Jack hadn’t anticipated that question. It cut too personal for him to answer. “
You
want to do it. What’s
your
reason?”
“To prove a woman can do anything a man can do.” She jutted that cute little chin out again, and he was tempted to tweak it.
Instead he asked, “Is that worth dying for?”
“Of course.” Bold, confident and without hesitation. That was Darcy.
Such conviction and drive came from deep within, from a cause even she might not recognize, something so important she’d give up the best of life to gain it. “Don’t you want more? A family, a home?”
She hesitated just long enough for Jack to know he’d struck truth. “That can come later.”
“Unless there is no later.”
She pressed her lips into a tight little smile. After two months working together, he knew that look. She thought she held the upper hand. “I don’t plan to die.”

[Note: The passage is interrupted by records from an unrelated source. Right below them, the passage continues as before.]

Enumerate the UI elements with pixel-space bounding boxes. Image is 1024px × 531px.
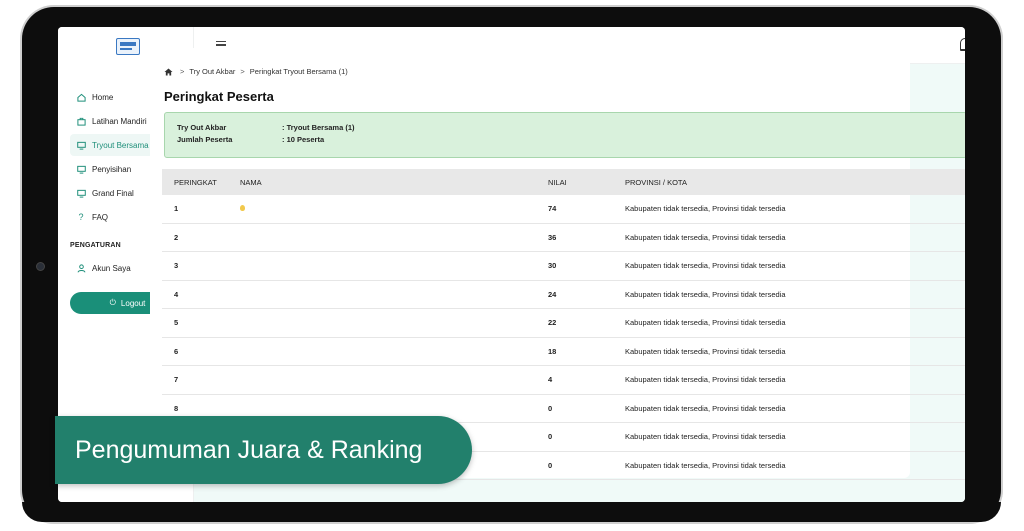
score-cell: 74 [548, 204, 557, 214]
camera-dot [36, 262, 45, 271]
score-cell: 22 [548, 318, 557, 328]
score-cell: 24 [548, 289, 557, 299]
question-icon: ? [78, 212, 84, 222]
monitor-icon [76, 140, 86, 150]
home-icon [76, 92, 86, 102]
location-cell: Kabupaten tidak tersedia, Provinsi tidak… [625, 204, 786, 214]
score-cell: 4 [548, 375, 553, 385]
location-cell: Kabupaten tidak tersedia, Provinsi tidak… [625, 289, 786, 299]
score-cell: 30 [548, 261, 557, 271]
score-cell: 18 [548, 346, 557, 356]
column-header: NILAI [548, 177, 567, 187]
home-icon[interactable] [164, 67, 173, 76]
breadcrumb-item-current: Peringkat Tryout Bersama (1) [249, 67, 348, 76]
sidebar-item-label: Penyisihan [92, 164, 132, 174]
location-cell: Kabupaten tidak tersedia, Provinsi tidak… [625, 346, 786, 356]
settings-section-label: PENGATURAN [70, 242, 121, 249]
sidebar-item-label: FAQ [92, 212, 109, 222]
rank-cell: 3 [174, 261, 179, 271]
name-cell [240, 204, 548, 213]
rank-cell: 1 [174, 204, 179, 214]
location-cell: Kabupaten tidak tersedia, Provinsi tidak… [625, 432, 786, 442]
table-row: 7 4 Kabupaten tidak tersedia, Provinsi tid… [162, 366, 965, 395]
power-icon: ⏻ [109, 298, 116, 307]
logout-label: Logout [120, 298, 146, 308]
sidebar-item-label: Akun Saya [92, 263, 131, 273]
table-row: 2 36 Kabupaten tidak tersedia, Provinsi ti… [162, 224, 965, 252]
monitor-icon [76, 188, 86, 198]
info-box: Try Out Akbar : Tryout Bersama (1) Jumlah… [164, 112, 967, 158]
page-title: Peringkat Peserta [164, 89, 274, 104]
table-header: PERINGKAT NAMA NILAI PROVINSI / KOTA [162, 169, 965, 195]
info-row: Jumlah Peserta : 10 Peserta [177, 135, 324, 144]
column-header: PERINGKAT [174, 177, 217, 187]
location-cell: Kabupaten tidak tersedia, Provinsi tidak… [625, 261, 786, 271]
rank-cell: 6 [174, 346, 179, 356]
bag-icon [76, 116, 86, 126]
rank-cell: 4 [174, 289, 179, 299]
score-cell: 0 [548, 460, 553, 470]
sidebar-item-label: Tryout Bersama [92, 140, 149, 150]
rank-cell: 8 [174, 403, 179, 413]
score-cell: 36 [548, 232, 557, 242]
announcement-banner: Pengumuman Juara & Ranking [55, 416, 472, 484]
info-value: : 10 Peserta [282, 135, 325, 144]
table-row: 4 24 Kabupaten tidak tersedia, Provinsi ti… [162, 281, 965, 309]
location-cell: Kabupaten tidak tersedia, Provinsi tidak… [625, 460, 786, 470]
tablet-bezel-bottom [22, 502, 1001, 522]
breadcrumb: > Try Out Akbar > Peringkat Tryout Bersa… [164, 67, 348, 76]
table-row: 1 74 Kabupaten tidak tersedia, Provinsi ti… [162, 195, 965, 224]
table-row: 3 30 Kabupaten tidak tersedia, Provinsi ti… [162, 252, 965, 281]
breadcrumb-item[interactable]: Try Out Akbar [189, 67, 235, 76]
user-icon [76, 263, 86, 273]
sidebar-item-label: Home [92, 92, 114, 102]
info-key: Try Out Akbar [177, 123, 227, 132]
table-row: 6 18 Kabupaten tidak tersedia, Provinsi ti… [162, 338, 965, 366]
location-cell: Kabupaten tidak tersedia, Provinsi tidak… [625, 318, 786, 328]
tablet-bezel-right [965, 7, 1001, 522]
app-logo[interactable] [116, 38, 140, 55]
info-row: Try Out Akbar : Tryout Bersama (1) [177, 123, 355, 132]
table-row: 5 22 Kabupaten tidak tersedia, Provinsi ti… [162, 309, 965, 338]
monitor-icon [76, 164, 86, 174]
breadcrumb-separator: > [240, 67, 245, 76]
column-header: PROVINSI / KOTA [625, 177, 687, 187]
info-value: : Tryout Bersama (1) [282, 123, 355, 132]
location-cell: Kabupaten tidak tersedia, Provinsi tidak… [625, 232, 786, 242]
rank-cell: 2 [174, 232, 179, 242]
score-cell: 0 [548, 432, 553, 442]
sidebar-item-label: Grand Final [92, 188, 134, 198]
rank-cell: 7 [174, 375, 179, 385]
rank-cell: 5 [174, 318, 179, 328]
score-cell: 0 [548, 403, 553, 413]
sidebar-item-label: Latihan Mandiri [92, 116, 147, 126]
bulb-icon [240, 205, 245, 212]
location-cell: Kabupaten tidak tersedia, Provinsi tidak… [625, 375, 786, 385]
breadcrumb-separator: > [180, 67, 185, 76]
info-key: Jumlah Peserta [177, 135, 233, 144]
location-cell: Kabupaten tidak tersedia, Provinsi tidak… [625, 403, 786, 413]
column-header: NAMA [240, 177, 262, 187]
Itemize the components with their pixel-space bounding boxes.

He laughed, glad of her answer. It would make telling her she wasn’t going much easier. “Good, because neither do I. If you haven’t put a raft and flares on the requisition list, do so.” Of course he might not be able to take them due to the already burgeoning weight.
“I’ll order them tomorrow.”
“Good girl.” He chucked her under her chin. “I can always count on you.”
Pop! The bright flash made him blink. Three reporters circled round, notepads in hand.
“Jack Hunter?” said the reporter in the gray wool duster, flipping open his pad. “This the plane you’re taking on the transatlantic crossing? Kind of small, isn’t it?”
Jack bristled. “
The Kensington Express
has twin motors, two hundred horsepower each, one more than Hawker’s
Atlantic
.”
They all scratched away on their pads. The mustached reporter asked, “Does Hawker have an insurmountable jump on you?”
“No such thing as insurmountable.” Jack chuckled. He was beginning to sound like Darcy.
“She your girlfriend?” The first reporter nodded to Darcy with a snicker.
Jack’s gut twisted. He did not want Darcy’s picture spread
across the newspapers. He could imagine what the articles would say. They’d point out the impropriety, comment on her wearing overalls instead of a skirt, and insinuate she was somehow less than moral. Darcy Shea was the most moral and honest woman Jack had ever met.
“Miss Shea has been instrumental in getting this flight underway.” He stepped in front of her to prevent additional photographs. “Without her assistance, I wouldn’t be making this attempt.”